If there's been one upside to the past few months of turmoil and learning to live with new rules, it's that many bands have gone out of their way to cre...
If there's been one upside to the past few months of turmoil and learning to live with new rules, it's that many bands have gone out of their way to create in new and inventive ways. For post-hardcore bunch Thousand Below, that means an EP featuring stripped-down versions of songs from 2019 album 'Gone In Your Wake', plus a brand new track to boot. Josh Billimoria (bass) tells us more.
Hi JB, how's it going? Are you having a good summer?
We are lucky enough to live in San Diego, CA, so the weather has been great so far this summer. It's been about as good as it can get considering the lockdown situation we're all in.
What does a typical day look like for you at the moment, is lockdown mucking up your lives much?
Right now we don't have much going on at all. Lockdown has been a pretty big bummer as we had a bunch of great tours planned that have now all been either postponed or cancelled. A typical day for me is usually wasting a bunch of time on Twitter and Reddit in the morning, trying to work on a new song in the afternoon, and then watching a bunch of Naruto until I get tired enough to fall asleep. I was really productive and exercising all the time when lockdown first started, but the longer it goes on the worse I get haha.

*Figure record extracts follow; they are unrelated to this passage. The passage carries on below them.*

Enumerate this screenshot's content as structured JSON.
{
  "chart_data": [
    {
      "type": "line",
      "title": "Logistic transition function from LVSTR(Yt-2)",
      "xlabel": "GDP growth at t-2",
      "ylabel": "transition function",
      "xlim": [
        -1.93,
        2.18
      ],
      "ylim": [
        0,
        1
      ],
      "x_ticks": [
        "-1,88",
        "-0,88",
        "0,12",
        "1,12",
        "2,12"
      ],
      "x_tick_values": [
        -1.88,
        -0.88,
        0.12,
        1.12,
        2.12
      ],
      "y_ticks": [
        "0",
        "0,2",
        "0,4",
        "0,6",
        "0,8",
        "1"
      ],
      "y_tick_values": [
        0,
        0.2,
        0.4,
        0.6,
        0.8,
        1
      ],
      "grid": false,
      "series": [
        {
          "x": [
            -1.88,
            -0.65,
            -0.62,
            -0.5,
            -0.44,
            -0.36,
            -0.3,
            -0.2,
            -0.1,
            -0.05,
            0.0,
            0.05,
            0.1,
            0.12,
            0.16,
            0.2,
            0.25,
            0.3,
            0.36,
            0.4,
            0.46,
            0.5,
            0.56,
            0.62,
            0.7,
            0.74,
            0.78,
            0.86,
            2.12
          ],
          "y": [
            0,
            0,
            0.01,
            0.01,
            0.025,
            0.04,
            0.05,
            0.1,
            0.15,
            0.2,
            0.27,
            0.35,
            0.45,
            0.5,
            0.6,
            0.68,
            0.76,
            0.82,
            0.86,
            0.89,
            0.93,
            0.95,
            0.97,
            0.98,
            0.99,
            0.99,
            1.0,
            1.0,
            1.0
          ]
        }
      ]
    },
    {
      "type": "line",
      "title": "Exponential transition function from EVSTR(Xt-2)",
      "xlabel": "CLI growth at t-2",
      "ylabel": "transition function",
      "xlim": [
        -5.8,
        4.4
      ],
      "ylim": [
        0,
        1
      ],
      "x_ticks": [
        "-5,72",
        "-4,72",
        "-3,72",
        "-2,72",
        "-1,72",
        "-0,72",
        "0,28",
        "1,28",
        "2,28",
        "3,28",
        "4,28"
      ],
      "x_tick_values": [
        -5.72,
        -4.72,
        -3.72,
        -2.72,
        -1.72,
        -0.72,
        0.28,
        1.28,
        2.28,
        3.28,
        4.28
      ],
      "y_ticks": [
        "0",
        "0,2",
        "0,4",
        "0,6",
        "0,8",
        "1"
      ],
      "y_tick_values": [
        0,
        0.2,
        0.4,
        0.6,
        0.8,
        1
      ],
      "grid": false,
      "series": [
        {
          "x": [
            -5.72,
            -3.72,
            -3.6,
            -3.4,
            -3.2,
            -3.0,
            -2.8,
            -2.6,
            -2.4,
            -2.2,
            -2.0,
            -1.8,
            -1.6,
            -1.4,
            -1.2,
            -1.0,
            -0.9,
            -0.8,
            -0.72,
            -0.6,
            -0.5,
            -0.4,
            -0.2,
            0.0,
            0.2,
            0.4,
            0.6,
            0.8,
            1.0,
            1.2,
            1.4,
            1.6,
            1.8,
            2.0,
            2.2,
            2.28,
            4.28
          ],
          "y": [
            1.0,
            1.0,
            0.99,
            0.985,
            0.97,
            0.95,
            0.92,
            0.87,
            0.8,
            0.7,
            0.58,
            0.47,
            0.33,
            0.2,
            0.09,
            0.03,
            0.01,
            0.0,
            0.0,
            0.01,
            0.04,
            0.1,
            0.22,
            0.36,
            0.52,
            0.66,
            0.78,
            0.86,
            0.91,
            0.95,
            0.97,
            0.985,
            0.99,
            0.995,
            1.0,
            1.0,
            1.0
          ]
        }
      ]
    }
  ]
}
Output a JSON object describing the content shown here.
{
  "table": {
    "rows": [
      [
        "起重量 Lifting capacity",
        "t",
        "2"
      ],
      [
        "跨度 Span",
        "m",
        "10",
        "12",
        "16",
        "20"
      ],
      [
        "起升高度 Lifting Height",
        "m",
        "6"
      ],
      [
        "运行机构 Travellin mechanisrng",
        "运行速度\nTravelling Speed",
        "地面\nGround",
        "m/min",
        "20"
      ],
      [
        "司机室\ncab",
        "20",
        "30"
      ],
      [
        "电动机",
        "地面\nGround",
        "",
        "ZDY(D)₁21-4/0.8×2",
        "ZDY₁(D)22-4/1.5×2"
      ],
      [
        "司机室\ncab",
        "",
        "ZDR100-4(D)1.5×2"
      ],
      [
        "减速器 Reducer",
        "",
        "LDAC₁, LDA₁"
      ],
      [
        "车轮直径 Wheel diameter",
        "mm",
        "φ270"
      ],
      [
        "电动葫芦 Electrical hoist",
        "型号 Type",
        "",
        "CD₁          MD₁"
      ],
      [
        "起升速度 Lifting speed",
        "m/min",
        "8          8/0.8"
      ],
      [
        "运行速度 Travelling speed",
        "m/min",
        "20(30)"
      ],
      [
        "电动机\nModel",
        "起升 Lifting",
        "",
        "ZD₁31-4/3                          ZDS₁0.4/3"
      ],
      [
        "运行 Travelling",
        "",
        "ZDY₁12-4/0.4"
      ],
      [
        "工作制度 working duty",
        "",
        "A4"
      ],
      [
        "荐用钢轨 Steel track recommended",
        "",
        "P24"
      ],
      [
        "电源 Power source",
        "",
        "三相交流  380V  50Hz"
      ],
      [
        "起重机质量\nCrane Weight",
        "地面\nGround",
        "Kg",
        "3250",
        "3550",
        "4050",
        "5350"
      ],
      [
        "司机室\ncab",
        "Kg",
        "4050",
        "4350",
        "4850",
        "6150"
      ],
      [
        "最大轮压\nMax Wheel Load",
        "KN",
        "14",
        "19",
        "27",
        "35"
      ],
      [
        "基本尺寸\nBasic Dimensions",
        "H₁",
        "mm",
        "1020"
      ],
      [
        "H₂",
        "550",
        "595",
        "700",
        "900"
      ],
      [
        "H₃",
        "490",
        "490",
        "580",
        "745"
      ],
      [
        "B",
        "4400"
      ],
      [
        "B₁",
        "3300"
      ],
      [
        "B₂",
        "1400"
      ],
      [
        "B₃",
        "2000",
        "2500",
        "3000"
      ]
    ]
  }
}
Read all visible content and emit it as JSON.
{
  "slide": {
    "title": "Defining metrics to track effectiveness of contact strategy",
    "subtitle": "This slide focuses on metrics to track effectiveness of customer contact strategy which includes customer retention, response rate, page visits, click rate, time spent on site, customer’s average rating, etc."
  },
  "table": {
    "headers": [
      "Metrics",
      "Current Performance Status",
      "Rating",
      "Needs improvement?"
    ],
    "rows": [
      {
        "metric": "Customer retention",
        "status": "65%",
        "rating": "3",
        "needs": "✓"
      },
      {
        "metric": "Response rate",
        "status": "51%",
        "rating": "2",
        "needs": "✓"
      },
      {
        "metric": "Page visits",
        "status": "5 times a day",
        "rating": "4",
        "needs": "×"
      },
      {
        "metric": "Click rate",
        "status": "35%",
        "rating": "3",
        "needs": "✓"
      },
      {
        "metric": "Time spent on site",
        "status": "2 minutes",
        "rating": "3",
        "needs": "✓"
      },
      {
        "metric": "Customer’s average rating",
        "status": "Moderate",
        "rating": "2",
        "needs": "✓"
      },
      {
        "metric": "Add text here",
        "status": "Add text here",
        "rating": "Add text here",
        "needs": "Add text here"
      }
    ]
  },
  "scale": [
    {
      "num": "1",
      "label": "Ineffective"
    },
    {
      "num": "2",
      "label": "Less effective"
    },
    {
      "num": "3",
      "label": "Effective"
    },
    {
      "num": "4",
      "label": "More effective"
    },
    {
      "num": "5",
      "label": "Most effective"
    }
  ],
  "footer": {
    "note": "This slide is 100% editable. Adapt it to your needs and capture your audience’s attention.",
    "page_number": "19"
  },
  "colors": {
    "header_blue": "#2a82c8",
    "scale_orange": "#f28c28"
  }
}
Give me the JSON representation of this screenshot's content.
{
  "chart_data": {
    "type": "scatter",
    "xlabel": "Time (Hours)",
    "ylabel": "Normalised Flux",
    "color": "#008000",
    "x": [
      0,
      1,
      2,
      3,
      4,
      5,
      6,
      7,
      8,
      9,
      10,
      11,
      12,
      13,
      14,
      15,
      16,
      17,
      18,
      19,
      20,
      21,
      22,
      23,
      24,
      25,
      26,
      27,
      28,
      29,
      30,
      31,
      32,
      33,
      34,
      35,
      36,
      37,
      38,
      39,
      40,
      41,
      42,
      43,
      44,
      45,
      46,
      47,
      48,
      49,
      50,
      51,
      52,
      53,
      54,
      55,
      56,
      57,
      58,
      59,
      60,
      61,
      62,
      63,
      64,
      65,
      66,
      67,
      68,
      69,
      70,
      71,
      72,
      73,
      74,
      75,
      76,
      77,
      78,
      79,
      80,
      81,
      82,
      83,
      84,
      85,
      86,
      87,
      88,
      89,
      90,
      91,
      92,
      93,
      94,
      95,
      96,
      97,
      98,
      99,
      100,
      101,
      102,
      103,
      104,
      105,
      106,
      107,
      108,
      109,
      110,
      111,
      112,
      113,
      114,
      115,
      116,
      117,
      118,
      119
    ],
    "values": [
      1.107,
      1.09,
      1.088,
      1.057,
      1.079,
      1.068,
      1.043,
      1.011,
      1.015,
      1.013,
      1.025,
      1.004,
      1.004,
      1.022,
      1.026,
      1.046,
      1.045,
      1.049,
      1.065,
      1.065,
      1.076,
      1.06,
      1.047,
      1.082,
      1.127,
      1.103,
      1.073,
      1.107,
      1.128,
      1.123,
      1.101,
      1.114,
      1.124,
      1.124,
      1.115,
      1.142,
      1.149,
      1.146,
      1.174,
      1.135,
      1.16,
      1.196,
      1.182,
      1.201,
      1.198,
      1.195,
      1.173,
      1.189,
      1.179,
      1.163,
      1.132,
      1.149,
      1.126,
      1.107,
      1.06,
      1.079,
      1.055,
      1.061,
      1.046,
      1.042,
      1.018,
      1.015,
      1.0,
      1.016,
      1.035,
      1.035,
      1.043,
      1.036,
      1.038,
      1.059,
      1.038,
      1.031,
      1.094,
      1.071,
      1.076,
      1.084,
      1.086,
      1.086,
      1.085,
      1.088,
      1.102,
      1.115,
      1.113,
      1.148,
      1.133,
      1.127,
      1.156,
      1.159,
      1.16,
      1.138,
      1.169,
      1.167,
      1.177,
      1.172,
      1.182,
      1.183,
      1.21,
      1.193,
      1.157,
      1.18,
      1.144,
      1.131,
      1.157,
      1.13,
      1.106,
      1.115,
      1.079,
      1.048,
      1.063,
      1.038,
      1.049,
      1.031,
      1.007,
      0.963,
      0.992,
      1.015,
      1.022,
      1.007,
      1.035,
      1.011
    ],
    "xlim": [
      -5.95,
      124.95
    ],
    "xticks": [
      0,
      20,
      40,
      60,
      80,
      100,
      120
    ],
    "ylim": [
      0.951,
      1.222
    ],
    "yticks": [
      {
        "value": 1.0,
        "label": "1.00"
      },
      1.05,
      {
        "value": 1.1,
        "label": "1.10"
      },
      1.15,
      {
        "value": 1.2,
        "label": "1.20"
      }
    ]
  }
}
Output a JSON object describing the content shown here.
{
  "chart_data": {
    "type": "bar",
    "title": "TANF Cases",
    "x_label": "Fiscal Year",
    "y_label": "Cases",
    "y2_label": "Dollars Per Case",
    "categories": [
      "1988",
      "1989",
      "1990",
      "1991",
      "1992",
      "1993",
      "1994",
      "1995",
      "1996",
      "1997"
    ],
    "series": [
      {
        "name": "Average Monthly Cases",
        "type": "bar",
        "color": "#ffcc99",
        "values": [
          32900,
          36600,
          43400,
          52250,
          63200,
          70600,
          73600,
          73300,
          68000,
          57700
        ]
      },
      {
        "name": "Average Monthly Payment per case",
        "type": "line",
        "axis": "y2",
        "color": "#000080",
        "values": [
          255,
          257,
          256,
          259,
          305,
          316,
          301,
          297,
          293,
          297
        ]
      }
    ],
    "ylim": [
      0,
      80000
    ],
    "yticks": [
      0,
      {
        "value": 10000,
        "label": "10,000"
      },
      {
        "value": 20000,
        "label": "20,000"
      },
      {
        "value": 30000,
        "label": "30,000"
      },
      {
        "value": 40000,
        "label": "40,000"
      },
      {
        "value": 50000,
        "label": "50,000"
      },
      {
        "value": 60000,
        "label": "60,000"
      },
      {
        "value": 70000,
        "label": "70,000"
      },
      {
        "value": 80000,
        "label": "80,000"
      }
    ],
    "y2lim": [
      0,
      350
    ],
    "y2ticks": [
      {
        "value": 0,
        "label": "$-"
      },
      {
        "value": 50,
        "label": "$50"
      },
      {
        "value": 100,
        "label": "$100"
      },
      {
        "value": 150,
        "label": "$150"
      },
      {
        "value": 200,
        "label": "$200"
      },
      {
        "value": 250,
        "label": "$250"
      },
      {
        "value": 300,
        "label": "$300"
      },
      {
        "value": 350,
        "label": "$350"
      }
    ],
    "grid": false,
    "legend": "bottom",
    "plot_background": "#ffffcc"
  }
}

It's great you've got a new release coming, what first sparked the idea for 'let go of your love'?
We had originally talked about doing some acoustic songs at the end of last year. Josh and I wrote about six original acoustic ideas, but they never really went any farther than that. I rewrote one of the songs when lockdown started, and it became the title-track 'Let Go Of Your Love'. I had also gotten more into messing around with programming and electronic sounds, and that took up most of my time in the first month of quarantine. I made the remixed piano version of "Lost Between" and sent it to the guys. Everyone was into the idea, but we also wanted to do a couple that were just straight acoustic guitar, which ended up being 'Alone' and '171xo'. The last song I did for the EP was 'Chemical', and I took more of a dance remix approach to that one. We also got our good friend Sumner from the band Dead Lakes to feature on the song, and he wrote a whole new bridge to put a different spin on it.
Did you go through many different iterations of the songs before you hit on these particular versions?
Josh originally tried writing the '171' acoustic version but wasn't having much luck getting it to where we wanted. I did my own version in a completely different way which came out how we had heard it in our heads when we decided it should be one of the songs. I also had a pretty hard time with 'Chemical' at first. Originally it was more of a slow piano thing like lost between. Eventually, I made it more active and upbeat, and it came together pretty quickly once I changed directions.